Ok, most of us, including myself, can say we are shy in one way or another.
But you know when you get these people, who you ask them a question and you get one word answers (complete conversation stoppers), they don't say thanks when you open a door for them, instead hurridly scuttle through the door, give you weak handshakes and so on... are these people rude?
Of course there is all sorts of different levels of shyness but what do we think of it here?
Should shy people learn to be better socially?
Shyness, to some degree, is learned, and to some degree is chemical imbalance. (There are psychiatric drugs to help people with social fear.)
We did an experiment in Psychology Class in high school. There were 6 people in each group. #1, 3, and 5 were told that they were going to get A's for the project, while everyone else got C's, to see the effects of prejudice.

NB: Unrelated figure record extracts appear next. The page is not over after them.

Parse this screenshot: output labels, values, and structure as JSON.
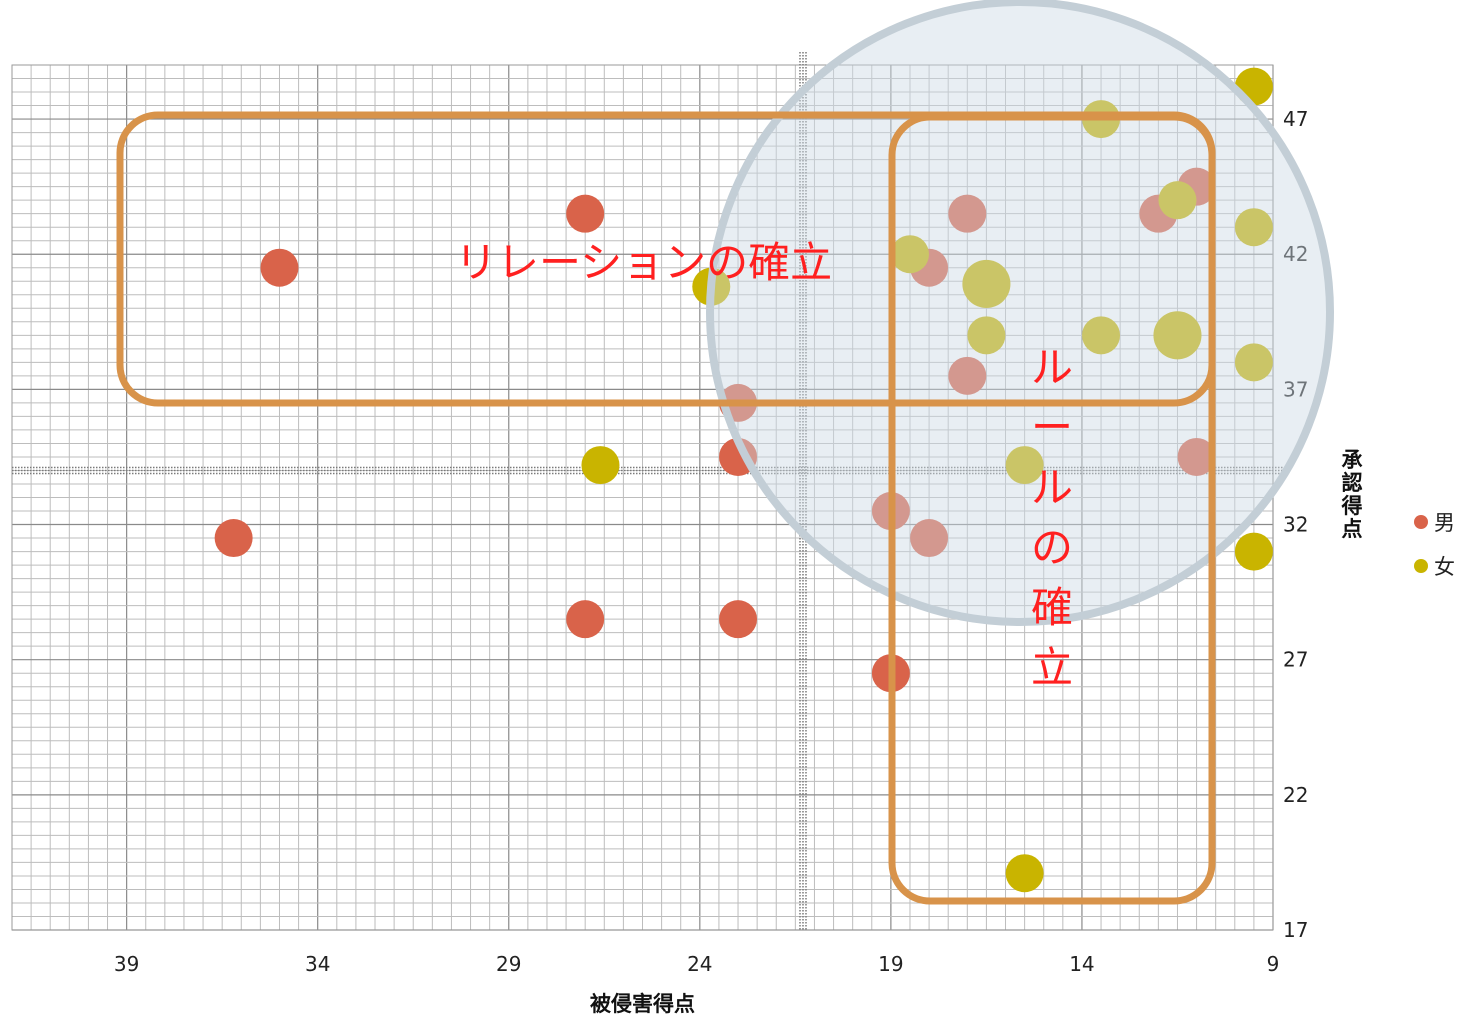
{
  "chart_data": {
    "type": "scatter",
    "xlabel": "被侵害得点",
    "ylabel": "承認得点",
    "x_reversed": true,
    "xlim": [
      9,
      42
    ],
    "ylim": [
      17,
      49
    ],
    "x_ticks": [
      39,
      34,
      29,
      24,
      19,
      14,
      9
    ],
    "y_ticks": [
      17,
      22,
      27,
      32,
      37,
      42,
      47
    ],
    "minor_grid": true,
    "legend_position": "right",
    "series": [
      {
        "name": "男",
        "color": "#d9634a",
        "points": [
          {
            "x": 35,
            "y": 41.5,
            "s": 1
          },
          {
            "x": 36.2,
            "y": 31.5,
            "s": 1
          },
          {
            "x": 27,
            "y": 43.5,
            "s": 1
          },
          {
            "x": 27,
            "y": 28.5,
            "s": 1
          },
          {
            "x": 23,
            "y": 36.5,
            "s": 1
          },
          {
            "x": 23,
            "y": 34.5,
            "s": 1
          },
          {
            "x": 23,
            "y": 28.5,
            "s": 1
          },
          {
            "x": 19,
            "y": 32.5,
            "s": 1
          },
          {
            "x": 19,
            "y": 26.5,
            "s": 1
          },
          {
            "x": 18,
            "y": 31.5,
            "s": 1
          },
          {
            "x": 18,
            "y": 41.5,
            "s": 1
          },
          {
            "x": 17,
            "y": 43.5,
            "s": 1
          },
          {
            "x": 17,
            "y": 37.5,
            "s": 1
          },
          {
            "x": 12,
            "y": 43.5,
            "s": 1
          },
          {
            "x": 11,
            "y": 44.5,
            "s": 1
          },
          {
            "x": 11,
            "y": 34.5,
            "s": 1
          }
        ]
      },
      {
        "name": "女",
        "color": "#c9b400",
        "points": [
          {
            "x": 9.5,
            "y": 48.2,
            "s": 1
          },
          {
            "x": 13.5,
            "y": 47,
            "s": 1
          },
          {
            "x": 11.5,
            "y": 44,
            "s": 1
          },
          {
            "x": 9.5,
            "y": 43,
            "s": 1
          },
          {
            "x": 18.5,
            "y": 42,
            "s": 1
          },
          {
            "x": 16.5,
            "y": 40.9,
            "s": 1.6
          },
          {
            "x": 23.7,
            "y": 40.8,
            "s": 1
          },
          {
            "x": 16.5,
            "y": 39,
            "s": 1
          },
          {
            "x": 13.5,
            "y": 39,
            "s": 1
          },
          {
            "x": 11.5,
            "y": 39,
            "s": 1.6
          },
          {
            "x": 9.5,
            "y": 38,
            "s": 1
          },
          {
            "x": 26.6,
            "y": 34.2,
            "s": 1
          },
          {
            "x": 15.5,
            "y": 34.2,
            "s": 1
          },
          {
            "x": 9.5,
            "y": 31,
            "s": 1
          },
          {
            "x": 15.5,
            "y": 19.1,
            "s": 1
          }
        ]
      }
    ],
    "annotations": [
      {
        "text": "リレーションの確立",
        "orientation": "horizontal"
      },
      {
        "text": "ルールの確立",
        "orientation": "vertical"
      }
    ]
  }
}
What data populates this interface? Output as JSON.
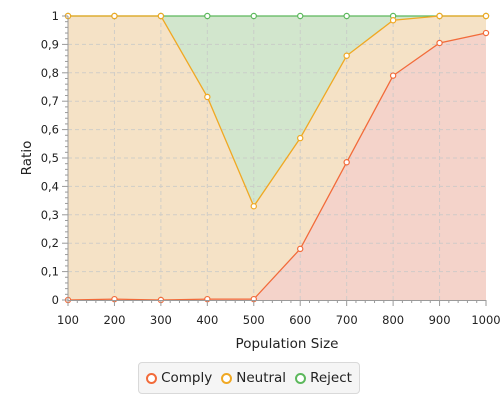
{
  "chart_data": {
    "type": "area",
    "stacked_cumulative": true,
    "xlabel": "Population Size",
    "ylabel": "Ratio",
    "x": [
      100,
      200,
      300,
      400,
      500,
      600,
      700,
      800,
      900,
      1000
    ],
    "x_ticks": [
      "100",
      "200",
      "300",
      "400",
      "500",
      "600",
      "700",
      "800",
      "900",
      "1000"
    ],
    "y_ticks": [
      "0",
      "0,1",
      "0,2",
      "0,3",
      "0,4",
      "0,5",
      "0,6",
      "0,7",
      "0,8",
      "0,9",
      "1"
    ],
    "xlim": [
      100,
      1000
    ],
    "ylim": [
      0,
      1
    ],
    "grid": true,
    "legend_position": "bottom",
    "series": [
      {
        "name": "Comply",
        "color": "#f26b3a",
        "fill": "#f4d3ca",
        "values": [
          0,
          0.003,
          0,
          0.003,
          0.003,
          0.18,
          0.485,
          0.79,
          0.905,
          0.94
        ]
      },
      {
        "name": "Neutral",
        "color": "#f0a823",
        "fill": "#f5e2c6",
        "values": [
          1,
          1,
          1,
          0.715,
          0.33,
          0.57,
          0.86,
          0.985,
          1,
          1
        ]
      },
      {
        "name": "Reject",
        "color": "#5cb85c",
        "fill": "#d2e6cd",
        "values": [
          1,
          1,
          1,
          1,
          1,
          1,
          1,
          1,
          1,
          1
        ]
      }
    ]
  }
}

In truth, the 1's were to be agreed with. The 5's were to be disagreed with, and the 3's ignored.
The assignment was to describe what are the elements of a good relationship. Everyone answer 1 gave we agreed with, saying, "Yeah, that's a great answer!" 5 offered a few answers, and we said, "No, that's kind of the same as..." or "No, I don't that's as important." The 3's weren't heard, and we physically pushed them out.
The result:
1 talked more, a LOT more.
3 got mad, and stopped talking, and folded their arms.
5 felt bad, and stopped making offers, and looked down.
Was 5 rude for being shy? Or did 5 learn shyness?
If someone is constantly mocking you, you will tend to say as little as possible. If you are constantly told that you are boring, or ugly, you begin to believe that you are boring and ugly, and don't risk speaking.
I was often mocked as my voice changed. I didn't speak for years. I never volunteered to read in class, to offer answers, all because people would literally laugh when I spoke. One guy came up to me in gym class and said, "Say something." I said, "What do you want me to say?" He said, "You do have a weird voice. If I were you I would get a voice transplant." I said, "Uh, thanks for the tip. That's really, uh, helpful." It wasn't my rudeness. To this day, it haunts me, while in my adulthood, people always ask, "What were they laughing at?"
I don't think that it is a matter of rudeness, but of fear. People are quick to tell another that they are ugly, but hesitant to compliment. They will say that you are an idiot, but you will hear people tell you that you are insightful, or fun, far less.
I teach ESL, and many of the students are shy. They are afraid of making mistakes and don't want to appear stupid. They don't want to be mocked for saying, "I live next to a liver", because some of the other students will laugh at them.
I usually thank people for opening a door, but I have a quiet voice. And if I am in a hurry, or the person is coming out, I just assume the common courtesy. Once, I was entering McDonald's with groceries in my hand. A man and wife were coming out, so when the opened the door going inward, I quickly stepped in, and as they went out, the woman said, "You're WELCOME!" I said, "Why did you open the door for me? Did you want me to thank you for this
amazingly good deed you did, when it was already something that you had to do to leave? Was it a huge sacrifice for you? When I open the door for someone, I simply do it because I think it is a polite thing to do. Demanding a thank you is just rude. The next time you see me, I'll get the door myself."
She was miffed, but if the only reason someone is doing something for me is to demand a thank you, I would rather that they don't do it at all.